Major David Ebel, of the Escondido Salvation Army, is one of the moderators of the
Emergency and Disaster Responders Support web site. I spoke to him about training as a volunteer to help people in crisis.
"You may think of fires and earthquakes when you talk about disaster relief, but if you were in Escondido, I could use your accounting skills right now," he said. Ebel went on to describe the financial challenges some of the people he serves face. "If you could help people figure out how to live on $22,000 per year, you would be making a big contribution to their quality of life."
Ebel continued, "Some of the people I work with have never seen a raw potato. They don't realize that they can buy five pounds of potatoes for the cost of two boxes of processed potato flakes. They have never made mashed potatoes from scratch in their life."
In the financial area, I see a similar lack of exposure to the basics. In my grandfather's day, if a young couple came to the bank for a mortgage they couldn't afford, the loan officer would quietly explain the situation to them and refuse to advance the money. Fast forward to today, where the bank employee will help you minimize your payment by reducing the down payment and extending the amortization period from 20 years to 35 years. The problem is, they don't tell you the consequences of those decisions.
Let's say you have a $100,000 20 year mortgage at 5%. Over the course of the mortgage, you will pay $57,710 in interest, at $657 per month.
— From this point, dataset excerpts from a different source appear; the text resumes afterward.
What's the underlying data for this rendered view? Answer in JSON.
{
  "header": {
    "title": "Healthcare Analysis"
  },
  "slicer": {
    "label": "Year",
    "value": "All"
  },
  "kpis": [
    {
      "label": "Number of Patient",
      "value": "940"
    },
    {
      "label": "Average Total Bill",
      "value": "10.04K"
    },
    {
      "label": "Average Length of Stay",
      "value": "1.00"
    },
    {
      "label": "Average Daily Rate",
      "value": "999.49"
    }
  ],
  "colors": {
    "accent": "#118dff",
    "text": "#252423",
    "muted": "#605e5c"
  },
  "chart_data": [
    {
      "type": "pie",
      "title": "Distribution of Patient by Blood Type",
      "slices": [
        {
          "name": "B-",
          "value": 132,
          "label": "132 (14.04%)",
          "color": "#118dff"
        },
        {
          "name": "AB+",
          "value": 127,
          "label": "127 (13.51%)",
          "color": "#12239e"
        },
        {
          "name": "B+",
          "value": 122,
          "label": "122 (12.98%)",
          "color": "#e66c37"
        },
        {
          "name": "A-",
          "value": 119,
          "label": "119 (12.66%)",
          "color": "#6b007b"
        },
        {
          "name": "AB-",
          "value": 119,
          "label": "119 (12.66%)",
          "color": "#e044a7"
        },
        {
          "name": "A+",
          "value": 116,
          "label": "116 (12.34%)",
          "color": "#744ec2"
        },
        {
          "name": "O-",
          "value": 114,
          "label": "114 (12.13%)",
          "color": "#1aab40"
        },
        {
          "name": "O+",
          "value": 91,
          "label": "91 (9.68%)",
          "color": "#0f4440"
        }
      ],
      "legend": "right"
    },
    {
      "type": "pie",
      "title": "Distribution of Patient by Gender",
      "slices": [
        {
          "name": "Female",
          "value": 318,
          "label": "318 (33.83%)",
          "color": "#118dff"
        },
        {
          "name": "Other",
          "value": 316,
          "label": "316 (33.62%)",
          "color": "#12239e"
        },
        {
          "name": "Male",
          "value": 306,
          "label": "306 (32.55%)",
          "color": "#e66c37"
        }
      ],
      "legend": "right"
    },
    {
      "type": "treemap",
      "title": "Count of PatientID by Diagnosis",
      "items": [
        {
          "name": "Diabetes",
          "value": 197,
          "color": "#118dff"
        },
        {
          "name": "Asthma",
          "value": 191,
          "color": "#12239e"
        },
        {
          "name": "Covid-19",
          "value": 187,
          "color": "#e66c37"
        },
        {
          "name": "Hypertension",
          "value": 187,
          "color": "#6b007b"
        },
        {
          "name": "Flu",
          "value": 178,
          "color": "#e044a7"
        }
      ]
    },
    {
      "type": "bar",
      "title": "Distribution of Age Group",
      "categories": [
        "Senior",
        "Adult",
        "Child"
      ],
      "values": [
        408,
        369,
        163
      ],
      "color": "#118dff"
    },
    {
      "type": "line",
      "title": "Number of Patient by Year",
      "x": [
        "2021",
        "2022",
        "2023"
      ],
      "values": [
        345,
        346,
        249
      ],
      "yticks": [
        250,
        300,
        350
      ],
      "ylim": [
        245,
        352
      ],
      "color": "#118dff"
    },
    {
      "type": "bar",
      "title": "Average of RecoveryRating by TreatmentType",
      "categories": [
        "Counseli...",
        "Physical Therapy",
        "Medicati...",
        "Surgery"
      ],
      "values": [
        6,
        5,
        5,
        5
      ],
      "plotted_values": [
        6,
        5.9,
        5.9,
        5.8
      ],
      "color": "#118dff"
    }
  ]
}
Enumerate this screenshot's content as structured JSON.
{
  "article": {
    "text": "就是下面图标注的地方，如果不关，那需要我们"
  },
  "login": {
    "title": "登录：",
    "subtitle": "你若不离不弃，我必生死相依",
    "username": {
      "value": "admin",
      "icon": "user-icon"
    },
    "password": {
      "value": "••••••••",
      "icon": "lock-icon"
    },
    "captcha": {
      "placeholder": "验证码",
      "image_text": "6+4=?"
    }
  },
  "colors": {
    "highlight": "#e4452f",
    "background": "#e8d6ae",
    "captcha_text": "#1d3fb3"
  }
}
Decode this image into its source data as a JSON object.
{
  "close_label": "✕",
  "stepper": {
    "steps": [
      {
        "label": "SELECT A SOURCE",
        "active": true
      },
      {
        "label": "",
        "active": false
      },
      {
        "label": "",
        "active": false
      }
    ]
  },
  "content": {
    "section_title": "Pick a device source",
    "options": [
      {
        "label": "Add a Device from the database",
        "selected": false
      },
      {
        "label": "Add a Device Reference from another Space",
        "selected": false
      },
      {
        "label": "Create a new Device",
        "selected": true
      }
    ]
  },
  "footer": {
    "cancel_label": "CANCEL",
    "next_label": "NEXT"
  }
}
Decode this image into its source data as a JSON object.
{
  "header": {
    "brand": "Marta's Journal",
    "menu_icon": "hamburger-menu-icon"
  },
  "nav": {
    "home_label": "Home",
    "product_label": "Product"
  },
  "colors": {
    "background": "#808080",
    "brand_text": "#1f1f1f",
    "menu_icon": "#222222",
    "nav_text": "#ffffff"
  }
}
If you extend that mortgage to 35 years, then you will pay $110,600 in interest (more than the original mortgage!), at $501 per month. That extra $150 per month makes a huge difference spread over 20 years. Here's the part they don't tell you: if you get the 20 year mortgage when you're 20, then it's almost paid off at the time when your children may need college tuition or are considering getting married, etc. If you go for the 35 year option, then you haven't paid off the house until you're 55 years old! Who needs that kind of stone around their neck?!
The point of all this is simply that when budgeting for mortgage payments, the right question to ask is "What's the MAXIMUM I can pay?" As odd as it sounds, reducing mortgage payments makes mortgages LESS affordable, not more.
The sub-prime mess is still with us. People have been badly wounded and those wounds are no less real for being financial. Grab your spreadsheets and get out there! If anyone reading this blog knows of ways to help counsel people or places to volunteer, please note them in the comments.